Slave Labour, which shows a young boy hunched over a sewing machine making Union Jack bunting, appeared on the wall in Wood Green, north London, last May, just before the Diamond Jubilee celebrations.
It disappeared from the side of the Poundland store last weekend and was due to be auctioned thousands of miles away in Miami on Saturday evening, with Fine Art Auctions (FAA) expecting it to reach between 500,000 US dollars (£328,063) and 700,000 US dollars (£459,288).
But Haringey Council said it had been told the sale was halted at the last minute, with no explanation given from the auction house.

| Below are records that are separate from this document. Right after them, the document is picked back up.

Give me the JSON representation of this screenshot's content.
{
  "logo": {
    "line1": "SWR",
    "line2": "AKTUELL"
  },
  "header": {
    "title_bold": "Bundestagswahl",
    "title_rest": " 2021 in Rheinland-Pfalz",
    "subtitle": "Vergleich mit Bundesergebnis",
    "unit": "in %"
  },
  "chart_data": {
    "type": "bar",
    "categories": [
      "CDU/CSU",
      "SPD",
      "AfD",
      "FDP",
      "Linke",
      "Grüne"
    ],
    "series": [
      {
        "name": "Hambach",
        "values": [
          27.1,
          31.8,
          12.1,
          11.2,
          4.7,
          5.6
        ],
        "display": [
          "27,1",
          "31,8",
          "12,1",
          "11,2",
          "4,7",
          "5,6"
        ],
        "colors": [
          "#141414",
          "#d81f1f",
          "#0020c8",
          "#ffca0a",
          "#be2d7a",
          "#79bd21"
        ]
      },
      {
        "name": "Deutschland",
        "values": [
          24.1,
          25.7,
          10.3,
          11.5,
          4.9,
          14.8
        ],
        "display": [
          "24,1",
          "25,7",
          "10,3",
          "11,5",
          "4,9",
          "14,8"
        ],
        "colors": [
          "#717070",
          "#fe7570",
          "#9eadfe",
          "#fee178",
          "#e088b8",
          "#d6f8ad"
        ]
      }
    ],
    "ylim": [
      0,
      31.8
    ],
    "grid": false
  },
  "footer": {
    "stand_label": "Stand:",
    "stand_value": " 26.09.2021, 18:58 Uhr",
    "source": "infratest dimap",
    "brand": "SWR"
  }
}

Haringey Council Leader Claire Kober said: "It's a true credit to the community that their campaigning appears to have helped to stop the sale of this artwork from going ahead. We will continue to explore all options to bring back Banksy to the community where it belongs."
An FAA spokesman later confirmed that Slave Labour and Wet Dog had been removed from the sale. He said: "Although there are no legal issues whatsoever regarding the sale of lots six and seven by Banksy, Fine Art Auctions Miami convinced its consignors to withdraw these lots from the auction and take back the power of authority of these works."
New art works have cropped up on the original site where Slave Labour was sprayed.
A rat holding up a sign saying: "Why?" has been stencilled next to the empty space where the mural stood, with some speculating it could be another work by Banksy.
On Saturday a new painting, of a woman wearing a nun's habit with a red star over one of her eyes, appeared over the Slave Labour site.